After the test we ran her up the beach and pulled her up and onto the trailer with ease. Loading her is faster too, even with a winch which didn’t feel the Seacat 520 as opposed to the bigger 636 tested on the same day. She slid onto her standard custom-built galvanised single axle breakneck trailer without a creak from the cable.

This Seacat 520 was fitted with 2x50hp 4-stroke Yamaha engines with cable sidemount controls. Even though the controls were cable, she still went into and out of gear easily.

Should you ever experience difficulty with getting cable controls into and out of gear, alway check on the bend of the cables which might be too sharp, causing stiffness in the controls.

Pushing her into gear from a standing position she jumped out the hole in a flash. It’s always nice to feel the power of 4-stroke engines behind you as they propel you quickly and silently, as well as odourlessly without the customary 2-stroke smell. I could not push her too hard in the ugly sea we were negotiating, though, going very light on the throttle and aware of what was happening around me as I put her through her paces.

There were no signs of cavitation as I pushed open the throttle after a sharp turn. Even though she is light there was no indication of broaching in a following sea. Into the swell I proceeded cautiously, as I would with any boat in a sea like this, tapping down when necessary and speeding up when possible.

Overall her performance was very good, as was her stability at a slow troll speed in all directions.

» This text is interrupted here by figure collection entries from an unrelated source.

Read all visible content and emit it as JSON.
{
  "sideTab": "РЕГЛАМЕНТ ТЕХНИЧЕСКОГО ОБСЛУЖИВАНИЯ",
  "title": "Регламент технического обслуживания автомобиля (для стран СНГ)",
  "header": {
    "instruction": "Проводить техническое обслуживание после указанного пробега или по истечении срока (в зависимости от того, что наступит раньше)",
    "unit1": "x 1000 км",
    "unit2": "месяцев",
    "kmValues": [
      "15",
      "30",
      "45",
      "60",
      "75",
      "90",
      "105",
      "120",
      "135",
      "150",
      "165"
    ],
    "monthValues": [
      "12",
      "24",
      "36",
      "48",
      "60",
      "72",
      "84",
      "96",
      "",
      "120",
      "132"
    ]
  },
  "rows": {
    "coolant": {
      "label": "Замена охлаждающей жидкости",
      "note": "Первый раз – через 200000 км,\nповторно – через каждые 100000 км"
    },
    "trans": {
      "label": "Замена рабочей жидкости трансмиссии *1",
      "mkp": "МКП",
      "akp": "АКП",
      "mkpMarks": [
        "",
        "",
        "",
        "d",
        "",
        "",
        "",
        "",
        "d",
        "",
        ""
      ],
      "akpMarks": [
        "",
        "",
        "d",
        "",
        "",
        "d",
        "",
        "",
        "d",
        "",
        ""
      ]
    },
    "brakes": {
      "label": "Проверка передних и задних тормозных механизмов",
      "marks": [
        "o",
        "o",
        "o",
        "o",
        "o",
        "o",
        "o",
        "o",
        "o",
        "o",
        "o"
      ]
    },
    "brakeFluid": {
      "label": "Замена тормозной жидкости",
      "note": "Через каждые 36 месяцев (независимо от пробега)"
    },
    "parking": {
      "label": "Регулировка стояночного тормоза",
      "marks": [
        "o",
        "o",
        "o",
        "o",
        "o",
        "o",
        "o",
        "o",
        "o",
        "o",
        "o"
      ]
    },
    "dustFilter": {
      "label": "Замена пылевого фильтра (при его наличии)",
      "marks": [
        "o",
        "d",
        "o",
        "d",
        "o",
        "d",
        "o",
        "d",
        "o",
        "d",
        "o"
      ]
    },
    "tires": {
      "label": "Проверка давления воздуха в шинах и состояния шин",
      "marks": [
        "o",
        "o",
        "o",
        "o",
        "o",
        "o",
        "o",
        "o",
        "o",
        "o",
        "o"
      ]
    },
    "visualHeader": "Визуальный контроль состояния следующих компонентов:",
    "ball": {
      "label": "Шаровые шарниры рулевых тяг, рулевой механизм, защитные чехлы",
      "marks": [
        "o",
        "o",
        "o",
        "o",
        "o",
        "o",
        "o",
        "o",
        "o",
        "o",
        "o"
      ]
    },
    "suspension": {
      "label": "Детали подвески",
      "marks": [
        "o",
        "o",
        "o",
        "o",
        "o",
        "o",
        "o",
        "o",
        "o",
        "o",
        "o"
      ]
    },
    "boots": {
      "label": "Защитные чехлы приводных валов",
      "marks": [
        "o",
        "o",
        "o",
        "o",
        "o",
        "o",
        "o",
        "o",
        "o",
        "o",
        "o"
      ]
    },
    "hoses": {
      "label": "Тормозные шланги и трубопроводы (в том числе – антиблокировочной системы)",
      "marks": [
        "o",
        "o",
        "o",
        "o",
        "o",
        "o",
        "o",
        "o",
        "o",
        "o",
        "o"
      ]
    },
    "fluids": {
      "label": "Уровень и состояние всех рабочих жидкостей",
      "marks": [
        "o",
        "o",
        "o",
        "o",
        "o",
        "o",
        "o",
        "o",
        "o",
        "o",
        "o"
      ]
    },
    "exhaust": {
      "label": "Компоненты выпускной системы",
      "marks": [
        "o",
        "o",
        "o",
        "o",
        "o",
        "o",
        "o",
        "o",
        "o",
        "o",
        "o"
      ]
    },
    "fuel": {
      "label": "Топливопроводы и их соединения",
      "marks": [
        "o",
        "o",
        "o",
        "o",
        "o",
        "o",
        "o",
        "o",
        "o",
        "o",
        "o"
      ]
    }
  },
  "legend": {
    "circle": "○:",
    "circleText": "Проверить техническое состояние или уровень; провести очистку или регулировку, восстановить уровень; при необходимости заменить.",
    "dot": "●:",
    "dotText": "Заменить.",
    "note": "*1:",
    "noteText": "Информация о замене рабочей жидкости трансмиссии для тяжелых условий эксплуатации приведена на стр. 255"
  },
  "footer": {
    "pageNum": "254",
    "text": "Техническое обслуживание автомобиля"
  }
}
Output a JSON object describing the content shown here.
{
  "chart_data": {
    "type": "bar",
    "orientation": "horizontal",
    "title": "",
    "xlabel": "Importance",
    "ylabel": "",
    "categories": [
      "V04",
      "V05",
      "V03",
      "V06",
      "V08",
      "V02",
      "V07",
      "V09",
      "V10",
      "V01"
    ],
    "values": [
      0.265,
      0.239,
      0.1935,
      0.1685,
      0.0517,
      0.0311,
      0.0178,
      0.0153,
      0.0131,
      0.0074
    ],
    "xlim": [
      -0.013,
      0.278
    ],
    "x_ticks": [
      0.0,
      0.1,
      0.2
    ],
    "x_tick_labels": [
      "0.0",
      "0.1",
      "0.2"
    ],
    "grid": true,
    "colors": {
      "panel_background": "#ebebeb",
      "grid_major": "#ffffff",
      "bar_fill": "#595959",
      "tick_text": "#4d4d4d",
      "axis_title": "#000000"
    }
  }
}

Like the other Seacats, a lot of thought has gone into the layout.

The anchor hatch is in the accustomed position upfront, ahead of the forward console in which there is ample space available for stowage of tackle and other equipment. In the steering’s dashboard there’s more than enough space for fishfinders and the radios.

Accessibility to the anchor hatch upfront is via a step-up through a removable mid-console window. Swivel chairs for skipper and crew round off the console area.

This Seacat 520 boasts a stainless-steel T-top that can be folded down when the boat is being towed. Extra rod holders have been fitted on top of the T-top.

Flush fuel- and fish hatches have been built into the middle of the deck, and both sides of the boat boast space in the gunnels to store fishing rods. At the stern in the false transom is the livebait well midships, with battery hatches on both sides.

Finally, there are stainless-steel roll bars with rod holders in the stern.

The Seacat 520 is an ideal boat for any type of fishing, excluding marlin, whether it be freshwater, bay and estuary or offshore. You would be able to rig her to your own preferences, and layout too is optional. Indeed, everyone has their own ideas on the best layout for their individul requirements.

Like all the other Seacat models on the market, Grant’s workmanship is of the highest standard. Though this might be classed as an “entry-level” craft, I would say that the Seacat 520 is much more than that. Indeed, many old salts have downsized to this smaller yet very capable boat.

It’s nice to know that Grant Reed is one of the few boat builders around who still does R&D on all his products, even during this enduring recession which has crippled a number of dealers over the last couple of years.